La primera mención a los cafés que los documentos coloniales registran datan del año 1779, oportunidad en que el virrey Vértiz y Salcedo promulga un auto por el que ordena a las autoridades que dentro del término de 24 horas debían notificar, a la Secretaría de la Cámara de Gobierno, la presencia de toda persona —decía— mal entendida o vagabunda cuya detención se hubiera efectuado en pulpería, casa de truco, cafetería u otro lugar, donde se hallaran jugando a naipes u otra clase de juegos prohibidos. Aquí entonces encontramos, una nueva denominación de esta actividad comercial: casa de truco; pero lo que interesa es la denominación oficial de cafetería. También, antiguos registros que brinda el diario de don José Francisco de Aguirre, ya menciona la existencia de los cafés, confiterías y posadas públicas en el año 1783.

En el siglo XIX, hacia el año 1806, un documento aportado por don José Torre Ravello demuestra cómo estaban jerarquizados los comercios del ramo durante la administración colonial. Los cafés se diferenciaban por el número de villares que poseían. Así están documentados:

Cafés con dos villares

Pedro José Marco
Ramón Aignase
José Mestres

Cafés con tres villares

Domingo Alcayata
Francisco Cabrera
Juan Antonio Pereyra
Martín Castañeda
Antonio Basconcelos
Francisco Turpía (café ubicado frente al colegio San Carlos)
Carlos Sosa
Juan Luis Rizola
José Miguelen
Domingo Mendiburu

Si bien los cafés estaban diferenciados por poseer dos o tres mesas de villar, el asunto que más atraía a los concurrentes era la vida social y las disputas o controversias de tipo político que allí se daban, motivo muy convincente como para que estuvieran clasificados y etiquetados, además, de que el café significó un golpe fuerte para las tranquilas costumbres de la sociedad colonial.

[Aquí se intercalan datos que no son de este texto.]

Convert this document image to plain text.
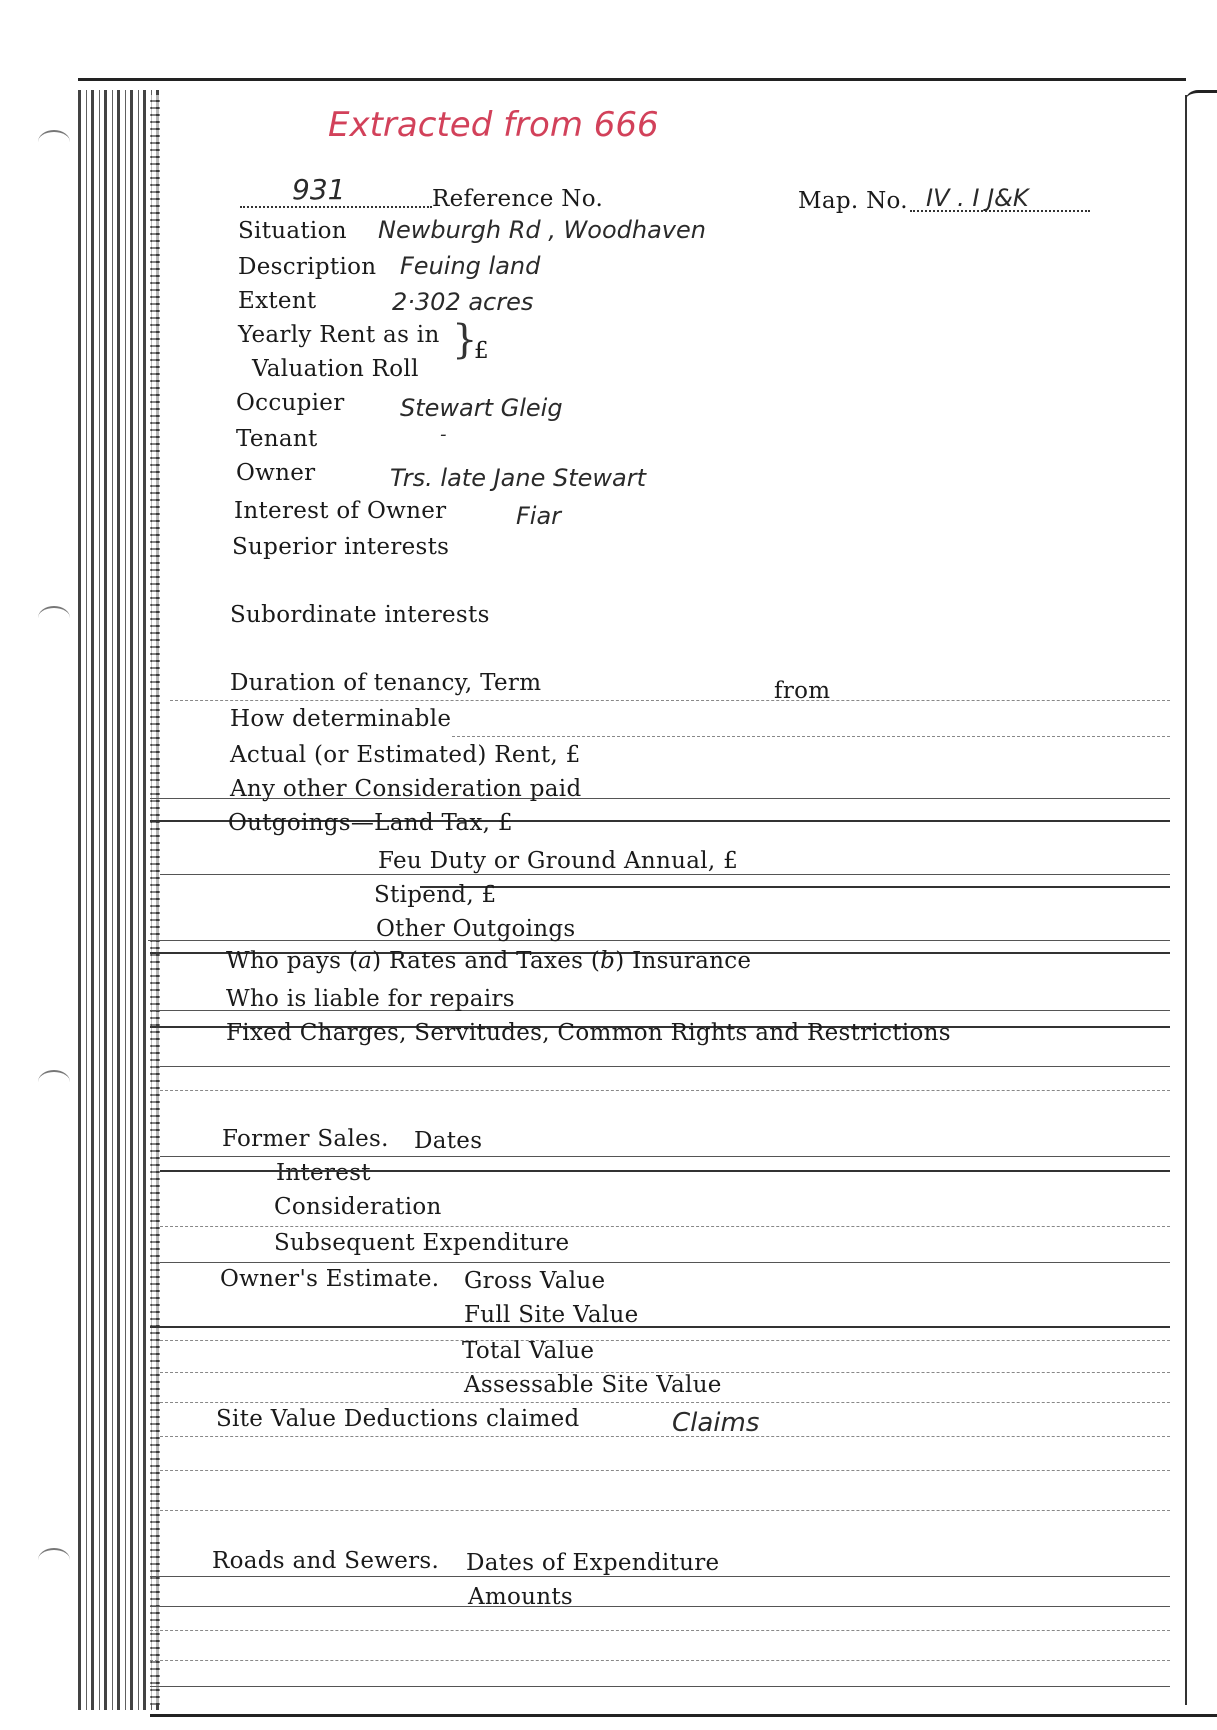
Extracted from 666
931	Reference No.	Map. No. IV . I J&K
Situation Newburgh Rd , Woodhaven
Description Feuing land
Extent	2·302 acres
Yearly Rent as in
Valuation Roll
}
£
Occupier Stewart Gleig
Tenant	-
Owner	Trs. late Jane Stewart
Interest of Owner	Fiar
Superior interests
Subordinate interests
Duration of tenancy, Term	from
How determinable
Actual (or Estimated) Rent, £
Any other Consideration paid
Outgoings—Land Tax, £
Feu Duty or Ground Annual, £
Stipend, £
Other Outgoings
Who pays (a) Rates and Taxes (b) Insurance
Who is liable for repairs
Fixed Charges, Servitudes, Common Rights and Restrictions
Former Sales. Dates
Interest
Consideration
Subsequent Expenditure
Owner's Estimate. Gross Value
Full Site Value
Total Value
Assessable Site Value
Site Value Deductions claimed	Claims
Roads and Sewers. Dates of Expenditure
Amounts
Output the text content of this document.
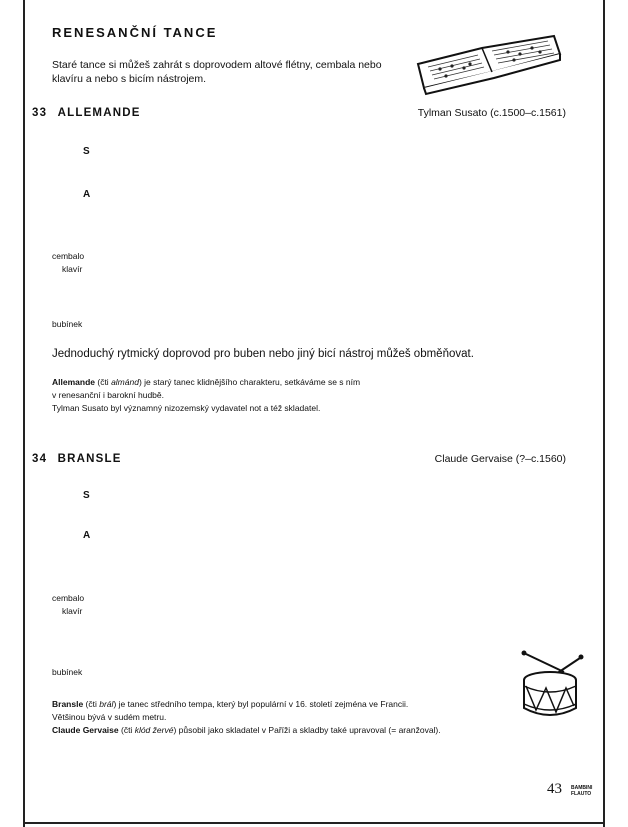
RENESANČNÍ TANCE
Staré tance si můžeš zahrát s doprovodem altové flétny, cembala nebo klavíru a nebo s bicím nástrojem.
33 ALLEMANDE	Tylman Susato (c.1500–c.1561)
S
A
cembalo
klavír
bubínek
Jednoduchý rytmický doprovod pro buben nebo jiný bicí nástroj můžeš obměňovat.
Allemande (čti almánd) je starý tanec klidnějšího charakteru, setkáváme se s ním
v renesanční i barokní hudbě.
Tylman Susato byl významný nizozemský vydavatel not a též skladatel.
34 BRANSLE	Claude Gervaise (?–c.1560)
S
A
cembalo
klavír
bubínek
Bransle (čti brál) je tanec středního tempa, který byl populární v 16. století zejména ve Francii.
Většinou bývá v sudém metru.
Claude Gervaise (čti klód žervé) působil jako skladatel v Paříži a skladby také upravoval (= aranžoval).
43 BAMBINI
FLAUTO
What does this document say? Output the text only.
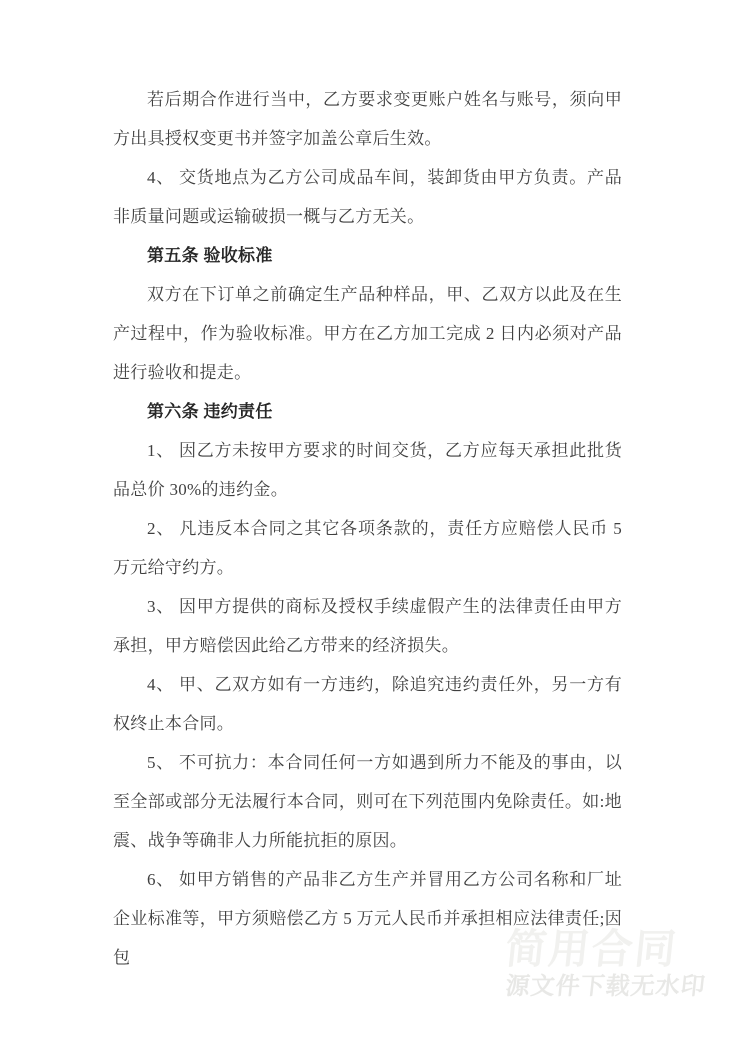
简用合同
源文件下载无水印

若后期合作进行当中，乙方要求变更账户姓名与账号，须向甲方出具授权变更书并签字加盖公章后生效。

4、 交货地点为乙方公司成品车间，装卸货由甲方负责。产品非质量问题或运输破损一概与乙方无关。

第五条 验收标准

双方在下订单之前确定生产品种样品，甲、乙双方以此及在生产过程中，作为验收标准。甲方在乙方加工完成 2 日内必须对产品进行验收和提走。

第六条 违约责任

1、 因乙方未按甲方要求的时间交货，乙方应每天承担此批货品总价 30%的违约金。

2、 凡违反本合同之其它各项条款的，责任方应赔偿人民币 5 万元给守约方。

3、 因甲方提供的商标及授权手续虚假产生的法律责任由甲方承担，甲方赔偿因此给乙方带来的经济损失。

4、 甲、乙双方如有一方违约，除追究违约责任外，另一方有权终止本合同。

5、 不可抗力：本合同任何一方如遇到所力不能及的事由，以至全部或部分无法履行本合同，则可在下列范围内免除责任。如:地震、战争等确非人力所能抗拒的原因。

6、 如甲方销售的产品非乙方生产并冒用乙方公司名称和厂址企业标准等，甲方须赔偿乙方 5 万元人民币并承担相应法律责任;因包
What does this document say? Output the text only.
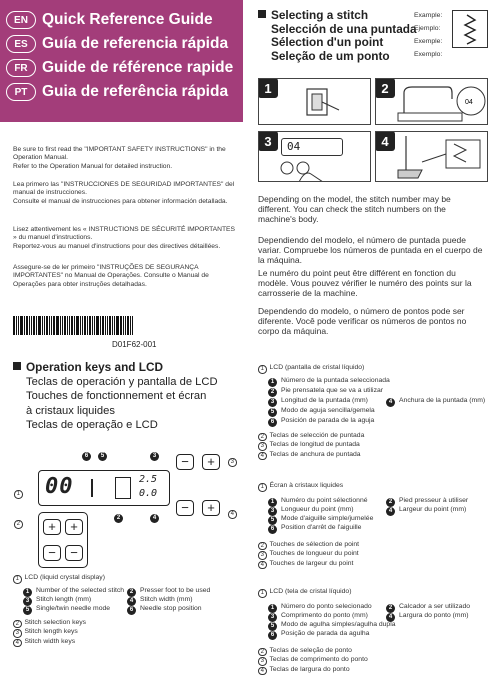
EN Quick Reference Guide
ES Guía de referencia rápida
FR Guide de référence rapide
PT Guia de referência rápida
Be sure to first read the "IMPORTANT SAFETY INSTRUCTIONS" in the Operation Manual.
Refer to the Operation Manual for detailed instruction.
Lea primero las "INSTRUCCIONES DE SEGURIDAD IMPORTANTES" del manual de instrucciones.
Consulte el manual de instrucciones para obtener información detallada.
Lisez attentivement les « INSTRUCTIONS DE SÉCURITÉ IMPORTANTES » du manuel d'instructions.
Reportez-vous au manuel d'instructions pour des directives détaillées.
Assegure-se de ler primeiro "INSTRUÇÕES DE SEGURANÇA IMPORTANTES" no Manual de Operações. Consulte o Manual de Operações para obter instruções detalhadas.
D01F62-001
Selecting a stitch
Selección de una puntada
Sélection d'un point
Seleção de um ponto
Example:
Ejemplo:
Exemple:
Exemplo:
1	2
04
3	04	4
Depending on the model, the stitch number may be different. You can check the stitch numbers on the machine's body.
Dependiendo del modelo, el número de puntada puede variar. Compruebe los números de puntada en el cuerpo de la máquina.
Le numéro du point peut être différent en fonction du modèle. Vous pouvez vérifier le numéro des points sur la carrosserie de la machine.
Dependendo do modelo, o número de pontos pode ser diferente. Você pode verificar os números de pontos no corpo da máquina.
Operation keys and LCD
Teclas de operación y pantalla de LCD
Touches de fonctionnement et écran
à cristaux liquides
Teclas de operação e LCD
6	5	3
1
2
3
4
2	4
00	2.5
0.0
−	+
−	+
+	+
−	−
1 LCD (liquid crystal display)
1 Number of the selected stitch 2 Presser foot to be used
3 Stitch length (mm)	4 Stitch width (mm)
5 Single/twin needle mode	6 Needle stop position
2 Stitch selection keys
3 Stitch length keys
4 Stitch width keys
1 LCD (pantalla de cristal líquido)
1 Número de la puntada seleccionada
2 Pie prensatela que se va a utilizar
3 Longitud de la puntada (mm)	4 Anchura de la puntada (mm)
5 Modo de aguja sencilla/gemela
6 Posición de parada de la aguja
2 Teclas de selección de puntada
3 Teclas de longitud de puntada
4 Teclas de anchura de puntada
1 Écran à cristaux liquides
1 Numéro du point sélectionné	2 Pied presseur à utiliser
3 Longueur du point (mm)	4 Largeur du point (mm)
5 Mode d'aiguille simple/jumelée
6 Position d'arrêt de l'aiguille
2 Touches de sélection de point
3 Touches de longueur du point
4 Touches de largeur du point
1 LCD (tela de cristal líquido)
1 Número do ponto selecionado	2 Calcador a ser utilizado
3 Comprimento do ponto (mm)	4 Largura do ponto (mm)
5 Modo de agulha simples/agulha dupla
6 Posição de parada da agulha
2 Teclas de seleção de ponto
3 Teclas de comprimento do ponto
4 Teclas de largura do ponto
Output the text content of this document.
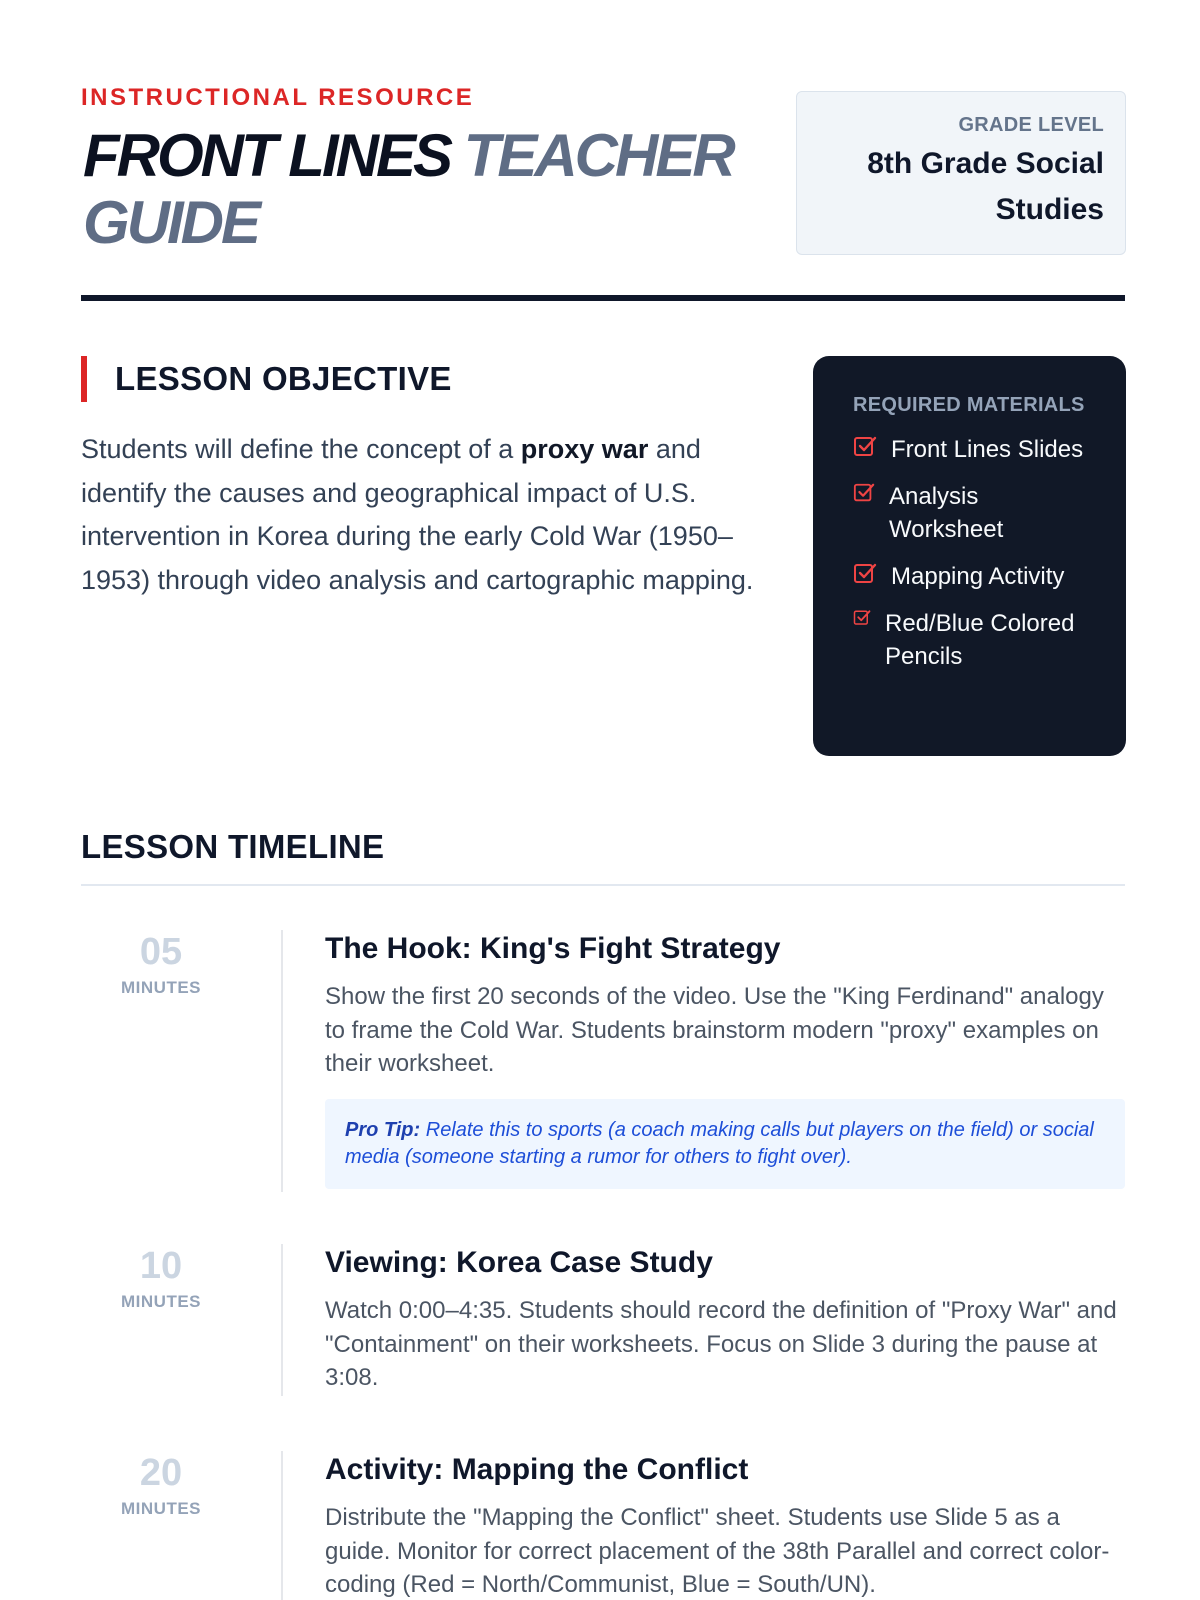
INSTRUCTIONAL RESOURCE
FRONT LINES TEACHER GUIDE
GRADE LEVEL
8th Grade Social Studies
LESSON OBJECTIVE

Students will define the concept of a proxy war and identify the causes and geographical impact of U.S. intervention in Korea during the early Cold War (1950–1953) through video analysis and cartographic mapping.

REQUIRED MATERIALS
Front Lines Slides
Analysis Worksheet
Mapping Activity
Red/Blue Colored Pencils
LESSON TIMELINE
05
MINUTES
The Hook: King's Fight Strategy
Show the first 20 seconds of the video. Use the "King Ferdinand" analogy to frame the Cold War. Students brainstorm modern "proxy" examples on their worksheet.
Pro Tip: Relate this to sports (a coach making calls but players on the field) or social media (someone starting a rumor for others to fight over).
10
MINUTES
Viewing: Korea Case Study
Watch 0:00–4:35. Students should record the definition of "Proxy War" and "Containment" on their worksheets. Focus on Slide 3 during the pause at 3:08.
20
MINUTES
Activity: Mapping the Conflict
Distribute the "Mapping the Conflict" sheet. Students use Slide 5 as a guide. Monitor for correct placement of the 38th Parallel and correct color-coding (Red = North/Communist, Blue = South/UN).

En Lima (Perú), se produjo una reacción similar. El primer café limeño fue autorizado por el virrey Manuel Amat y Juniet en 1771. Estaba ubicado en la Calle del Correo y pertenecía al señor Francisco Serio.

También se sintió el impacto de los cafés en Montevideo (Uruguay), aunque de manera más leve. El primer café en nuestro hermano país se montó en 1792 y su dueño era el francés José Beltrán.

En casi todos los centros poblados de América española, los cafés produjeron un sentimiento dual, asombro y alegría. Las preocupaciones y los trastornos sociales llegaron más tarde. Pero pese a ello se mantuvieron, porque aportaban importantes ingresos que ayudaban al gobierno virreinal.